When do you use AWS? When do you use Azure? Is an on premises solution still cost-effective in 2020 or 2021? This article seeks to give you advice on using Azure vs AWS and on-premises solutions in the serverless age.
There is nothing worse than picking a solution and finding that the hours, time, and money spent were in vain. We develop a filter based on nearly 10 years of experience to help you decide on the stack that maximizes your return on investment.
How much data will I use?
The first consideration is the amount of data and I/O you use. These dimensions become your most costly. AWS and Azure continue to lower the cost of accessing and storing data but the fractions of pennies add up to tens or even hundreds of thousands of dollars over time.
Develop an understanding of:
- The amount of data you need to process immediately
- Storage requirements
- The number of requests for data
- Whether a full table scan will be necessary
Serverless architecture promises to alleviate the need to manage small projects and offers terrific cost savings for large projects. Everything in between is a matter of analysis. Performing table scans adds an entirely new dimension, especially in AWS.
How complex is my project?
Project scope and complexity are both important as well. A project requiring dozens of AWS Lambda or Azure compute functions will become costly quite quick.
Generate business and technical requirements and then consider:
- If you are applying AI or models to your data
- Benefit from splitting functions into smaller compute units
- The number of pipelines that will run
- How frequently your pipelines run
Time, frequency, and scale cost money. Model training and deployment are expensive as well with AWS SageMaker being among the costliest available services.
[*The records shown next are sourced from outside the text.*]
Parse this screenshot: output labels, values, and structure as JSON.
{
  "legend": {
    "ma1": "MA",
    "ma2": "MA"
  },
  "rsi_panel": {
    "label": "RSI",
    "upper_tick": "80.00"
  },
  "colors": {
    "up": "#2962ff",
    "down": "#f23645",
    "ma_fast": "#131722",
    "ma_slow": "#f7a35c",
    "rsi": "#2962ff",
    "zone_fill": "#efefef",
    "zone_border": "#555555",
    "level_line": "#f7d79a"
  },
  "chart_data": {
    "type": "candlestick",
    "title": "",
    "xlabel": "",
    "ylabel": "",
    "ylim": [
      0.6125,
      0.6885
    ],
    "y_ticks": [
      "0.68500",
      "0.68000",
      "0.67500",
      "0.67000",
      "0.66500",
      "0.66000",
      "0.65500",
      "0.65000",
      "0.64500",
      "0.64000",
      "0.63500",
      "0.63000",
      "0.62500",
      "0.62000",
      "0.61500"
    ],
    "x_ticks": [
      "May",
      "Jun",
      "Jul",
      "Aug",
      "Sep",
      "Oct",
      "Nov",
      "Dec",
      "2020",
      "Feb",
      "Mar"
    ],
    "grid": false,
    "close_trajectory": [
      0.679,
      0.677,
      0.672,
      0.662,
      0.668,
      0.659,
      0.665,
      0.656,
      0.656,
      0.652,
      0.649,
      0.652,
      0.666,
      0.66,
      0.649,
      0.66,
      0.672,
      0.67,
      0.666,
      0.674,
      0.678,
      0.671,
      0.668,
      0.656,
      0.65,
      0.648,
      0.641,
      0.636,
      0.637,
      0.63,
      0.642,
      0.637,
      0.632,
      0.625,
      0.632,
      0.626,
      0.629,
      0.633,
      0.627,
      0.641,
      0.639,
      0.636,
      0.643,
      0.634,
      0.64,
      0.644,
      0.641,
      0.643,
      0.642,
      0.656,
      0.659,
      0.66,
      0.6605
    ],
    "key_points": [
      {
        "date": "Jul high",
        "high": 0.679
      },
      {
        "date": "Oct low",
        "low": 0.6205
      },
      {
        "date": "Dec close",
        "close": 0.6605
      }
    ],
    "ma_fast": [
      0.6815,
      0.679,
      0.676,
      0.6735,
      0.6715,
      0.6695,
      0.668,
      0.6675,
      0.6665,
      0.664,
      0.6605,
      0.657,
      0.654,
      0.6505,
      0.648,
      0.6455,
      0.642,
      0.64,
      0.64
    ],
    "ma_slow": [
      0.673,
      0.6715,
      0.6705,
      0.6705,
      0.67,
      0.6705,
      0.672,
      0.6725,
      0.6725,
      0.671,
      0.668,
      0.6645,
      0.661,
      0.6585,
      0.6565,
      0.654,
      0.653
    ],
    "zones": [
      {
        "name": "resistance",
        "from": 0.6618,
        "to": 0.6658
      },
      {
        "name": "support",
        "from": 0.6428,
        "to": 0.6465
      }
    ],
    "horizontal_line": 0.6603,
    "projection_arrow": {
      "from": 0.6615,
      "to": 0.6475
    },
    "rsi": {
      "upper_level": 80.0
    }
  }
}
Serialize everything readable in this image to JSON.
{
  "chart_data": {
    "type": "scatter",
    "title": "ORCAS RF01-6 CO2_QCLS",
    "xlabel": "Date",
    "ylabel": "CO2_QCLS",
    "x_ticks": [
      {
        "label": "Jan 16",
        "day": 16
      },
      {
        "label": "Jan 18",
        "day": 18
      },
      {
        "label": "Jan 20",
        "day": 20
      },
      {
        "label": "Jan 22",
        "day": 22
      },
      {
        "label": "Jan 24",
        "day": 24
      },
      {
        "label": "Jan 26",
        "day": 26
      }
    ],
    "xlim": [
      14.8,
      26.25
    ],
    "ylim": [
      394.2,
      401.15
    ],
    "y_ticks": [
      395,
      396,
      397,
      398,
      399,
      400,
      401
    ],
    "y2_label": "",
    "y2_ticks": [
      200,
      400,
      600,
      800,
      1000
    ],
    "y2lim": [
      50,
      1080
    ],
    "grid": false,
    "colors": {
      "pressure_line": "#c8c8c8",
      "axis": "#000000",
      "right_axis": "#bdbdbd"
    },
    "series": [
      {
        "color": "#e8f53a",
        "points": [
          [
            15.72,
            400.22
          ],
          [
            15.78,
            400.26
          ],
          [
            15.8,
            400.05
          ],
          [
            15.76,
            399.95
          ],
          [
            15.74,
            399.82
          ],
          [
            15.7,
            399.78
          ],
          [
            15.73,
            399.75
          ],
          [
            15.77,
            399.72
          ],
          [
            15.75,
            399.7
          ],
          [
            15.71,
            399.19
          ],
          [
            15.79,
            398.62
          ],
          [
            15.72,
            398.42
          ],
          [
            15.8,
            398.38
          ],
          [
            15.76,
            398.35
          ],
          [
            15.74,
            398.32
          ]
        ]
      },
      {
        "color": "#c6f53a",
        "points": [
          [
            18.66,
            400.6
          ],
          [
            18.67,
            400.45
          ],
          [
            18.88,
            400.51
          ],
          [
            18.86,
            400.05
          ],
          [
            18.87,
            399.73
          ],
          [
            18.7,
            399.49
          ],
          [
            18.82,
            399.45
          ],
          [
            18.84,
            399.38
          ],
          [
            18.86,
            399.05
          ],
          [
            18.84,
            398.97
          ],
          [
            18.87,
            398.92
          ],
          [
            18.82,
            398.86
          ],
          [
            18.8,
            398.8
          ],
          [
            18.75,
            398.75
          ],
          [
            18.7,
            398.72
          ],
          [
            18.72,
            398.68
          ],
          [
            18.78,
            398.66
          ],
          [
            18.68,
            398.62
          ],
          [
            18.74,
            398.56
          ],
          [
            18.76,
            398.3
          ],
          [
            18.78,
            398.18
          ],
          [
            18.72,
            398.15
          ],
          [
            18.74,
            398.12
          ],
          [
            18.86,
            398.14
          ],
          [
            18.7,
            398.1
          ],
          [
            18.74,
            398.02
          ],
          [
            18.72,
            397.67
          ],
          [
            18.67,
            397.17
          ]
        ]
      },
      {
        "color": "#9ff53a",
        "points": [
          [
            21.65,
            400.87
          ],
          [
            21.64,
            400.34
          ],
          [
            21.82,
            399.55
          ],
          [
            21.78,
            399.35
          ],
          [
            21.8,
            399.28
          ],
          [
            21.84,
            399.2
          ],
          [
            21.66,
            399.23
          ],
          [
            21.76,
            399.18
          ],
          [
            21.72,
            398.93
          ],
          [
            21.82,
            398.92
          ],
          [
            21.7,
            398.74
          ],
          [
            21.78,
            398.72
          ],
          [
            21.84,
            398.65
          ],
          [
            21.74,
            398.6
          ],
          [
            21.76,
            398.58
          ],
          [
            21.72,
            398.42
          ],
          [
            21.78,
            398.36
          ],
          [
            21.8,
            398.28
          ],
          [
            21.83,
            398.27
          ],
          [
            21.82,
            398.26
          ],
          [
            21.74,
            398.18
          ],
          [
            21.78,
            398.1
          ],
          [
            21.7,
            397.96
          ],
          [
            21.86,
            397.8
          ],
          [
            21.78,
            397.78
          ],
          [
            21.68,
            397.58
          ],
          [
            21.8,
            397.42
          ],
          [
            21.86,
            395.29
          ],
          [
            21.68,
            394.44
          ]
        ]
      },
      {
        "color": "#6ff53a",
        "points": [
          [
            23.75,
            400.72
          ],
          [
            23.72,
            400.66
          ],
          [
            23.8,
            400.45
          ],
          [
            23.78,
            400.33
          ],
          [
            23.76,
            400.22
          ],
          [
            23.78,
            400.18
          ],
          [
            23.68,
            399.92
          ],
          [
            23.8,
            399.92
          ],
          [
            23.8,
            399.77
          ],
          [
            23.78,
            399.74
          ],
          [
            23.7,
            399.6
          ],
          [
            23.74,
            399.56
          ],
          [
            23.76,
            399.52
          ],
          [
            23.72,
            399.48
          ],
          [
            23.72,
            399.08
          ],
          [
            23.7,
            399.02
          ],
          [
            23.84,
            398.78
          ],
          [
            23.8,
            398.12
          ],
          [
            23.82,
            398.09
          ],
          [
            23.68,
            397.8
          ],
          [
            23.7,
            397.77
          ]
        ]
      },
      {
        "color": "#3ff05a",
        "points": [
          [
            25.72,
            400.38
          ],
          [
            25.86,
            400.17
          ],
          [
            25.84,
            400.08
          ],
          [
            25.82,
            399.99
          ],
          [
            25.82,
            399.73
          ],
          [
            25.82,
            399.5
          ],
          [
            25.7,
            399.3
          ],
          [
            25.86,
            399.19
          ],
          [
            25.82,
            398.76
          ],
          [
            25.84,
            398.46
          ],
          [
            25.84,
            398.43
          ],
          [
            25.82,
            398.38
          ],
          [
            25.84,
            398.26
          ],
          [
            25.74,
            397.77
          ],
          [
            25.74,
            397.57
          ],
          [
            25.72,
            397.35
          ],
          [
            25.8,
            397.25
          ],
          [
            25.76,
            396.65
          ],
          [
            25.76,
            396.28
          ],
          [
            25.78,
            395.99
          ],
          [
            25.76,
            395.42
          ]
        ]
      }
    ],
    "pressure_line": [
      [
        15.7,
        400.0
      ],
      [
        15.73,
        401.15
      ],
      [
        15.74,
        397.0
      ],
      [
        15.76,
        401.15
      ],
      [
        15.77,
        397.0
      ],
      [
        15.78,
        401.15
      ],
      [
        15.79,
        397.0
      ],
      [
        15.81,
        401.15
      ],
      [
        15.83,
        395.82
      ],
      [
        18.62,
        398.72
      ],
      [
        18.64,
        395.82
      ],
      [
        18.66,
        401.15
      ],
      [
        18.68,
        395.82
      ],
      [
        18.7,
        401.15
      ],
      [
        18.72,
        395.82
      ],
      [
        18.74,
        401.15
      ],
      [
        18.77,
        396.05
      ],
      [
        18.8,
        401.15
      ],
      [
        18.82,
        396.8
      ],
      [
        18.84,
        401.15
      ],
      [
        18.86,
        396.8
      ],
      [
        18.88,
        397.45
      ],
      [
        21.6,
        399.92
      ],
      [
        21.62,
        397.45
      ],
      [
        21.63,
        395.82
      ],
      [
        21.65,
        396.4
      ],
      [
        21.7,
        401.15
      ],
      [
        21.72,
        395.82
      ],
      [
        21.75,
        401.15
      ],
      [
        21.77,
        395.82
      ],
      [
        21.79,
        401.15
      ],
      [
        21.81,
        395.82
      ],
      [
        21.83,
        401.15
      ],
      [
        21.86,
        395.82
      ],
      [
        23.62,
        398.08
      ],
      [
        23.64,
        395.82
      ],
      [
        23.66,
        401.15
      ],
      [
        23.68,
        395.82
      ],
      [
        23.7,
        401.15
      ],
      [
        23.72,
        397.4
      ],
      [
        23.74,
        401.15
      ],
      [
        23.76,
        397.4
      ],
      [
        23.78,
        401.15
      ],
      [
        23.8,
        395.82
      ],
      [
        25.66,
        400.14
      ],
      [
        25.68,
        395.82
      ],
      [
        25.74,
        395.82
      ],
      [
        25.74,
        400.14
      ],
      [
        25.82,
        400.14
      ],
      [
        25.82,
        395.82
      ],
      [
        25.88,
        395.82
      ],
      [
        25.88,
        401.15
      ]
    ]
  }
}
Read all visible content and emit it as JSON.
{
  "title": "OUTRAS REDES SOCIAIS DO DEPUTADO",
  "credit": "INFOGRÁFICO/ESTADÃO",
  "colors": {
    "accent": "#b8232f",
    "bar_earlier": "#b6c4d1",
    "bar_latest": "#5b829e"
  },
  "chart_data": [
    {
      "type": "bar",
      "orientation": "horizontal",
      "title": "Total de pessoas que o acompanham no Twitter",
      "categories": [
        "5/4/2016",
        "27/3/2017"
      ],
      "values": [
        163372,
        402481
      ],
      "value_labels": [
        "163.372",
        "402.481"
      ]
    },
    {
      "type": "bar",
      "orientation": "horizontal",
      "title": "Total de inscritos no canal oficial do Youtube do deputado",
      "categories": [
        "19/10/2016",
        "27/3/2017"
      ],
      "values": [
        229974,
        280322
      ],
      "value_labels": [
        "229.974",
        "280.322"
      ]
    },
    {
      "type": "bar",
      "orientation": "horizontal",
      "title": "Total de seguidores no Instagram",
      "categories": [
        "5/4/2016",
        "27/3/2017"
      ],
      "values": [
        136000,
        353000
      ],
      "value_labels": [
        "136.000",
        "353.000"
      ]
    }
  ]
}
Dedicated, on-premises hardware or EC2 instances may actually cut costs when compared with non-managed solutions.
AWS vs Azure Pricing
If you determine that a serverless compute cluster or other architecture is perfect for your needs, you then need to perform a cost analysis. Gather as much information as possible from clients, benchmarks, and other sources regarding your data storage, usage, and compute times.
With this information, analyze Azure vs AWS pricing. You should find that:
- AWS offers lower cost storage but higher cost I/O making it better for big data
- EC2 typically starts to help cut down costs after your MVP if your project solves a small problem or the initial feature set is relatively light
- Amplify can cut down costs for small web projects but may be more difficult to manage if you are building online platforms with non-standard backends
- Azure works well for smaller data marts in SQL but Cosmos is quite expensive
- AWS Lambda is relatively inexpensive for a small number of functions but can grow to hundreds of thousands of dollars if used inappropriately
- Both offer comparable billing and management dashboards but logging to Azure costs slightly more
Not every project is equal. Your needs are not the same as your peer’s requirements. A hybrid solution may actually work best. You can handle hundreds of users on thousands of dollars of on-premises hardware in the right circumstances. Consider every angle.
What do Azure and AWS charge for?
Diving more deeply into how these insights were gathered, online services charge money for everything. AWS notoriously contains hidden fees for data ingress, data egress, IP addresses, storage, compute time, scaling, and more.
Take your expected costs and add 25 percent, 50 percent if this is your first adventure in the cloud, to account for scale and the unknown. Failing to do so could lead to a complete shut down of mission critical services.
Auto-scaling is terrific but induces anxiety in new developers. Luckily, services such as AWS Cognito and AWS Lambda allow you to throttle usage.
You can easily control the amount of information coming in. In the AWS API Gateway, attach limits with Cognito or by using a Labmda function and an API key. Just be aware that AWS limits the number of available keys to 10,000.
Overall, try to:
- Create user related throttles
- Use compute functions to limit requests while charging based on usage
- Make use of secondary indices to avoid table scans in your databases
- Mix EC2 instances or virtual machines in the same data center with your fully managed serverless components
- Use Azure VMs if you plan on scaling for the long-term and Microsoft is a good fit
Each company wants your business. While their documentation is extensive, it is a good place to look for tips.
Azure and AWS Use Cases
Many of these insights were gained from actual experience. In my own work, I found that:
- A small data-intensive project still benefited from traditional pipelines making use of RabbitMQ
- A website requesting form input from users benefited from DynamoDB but serving clean and structured information to WebFlow was best done in Azure SQL
- ETL tasks that exceeded a single Lambda or Azure compute function for a job posting website became incredibly costly even before considering the use of SageMaker
- CosmosDB is costlier than an ElasticSearch instance while DynamoDB can be cheaper for ad hoc queries and NoSQL storage than either
- Data in the cloud can conform to HIPPA, FERPA, and the GDPR and API Gateways in the cloud are easier to manage while following these legal requirements
While not exhaustive, these use cases cover everything from web development to backend processing. The allure of easy management and fast turn around overtakes common sense if you let it.
How do I know if I can benefit from Serverless computing?
You can begin to develop an idea for which stack to use with proper requirements gathering. Some projects shine in the cloud while others do not.
Take every requirement into account when considering between Azure vs AWS and on-premises solutions. Feel free to comment and I will try to help you answer any questions below.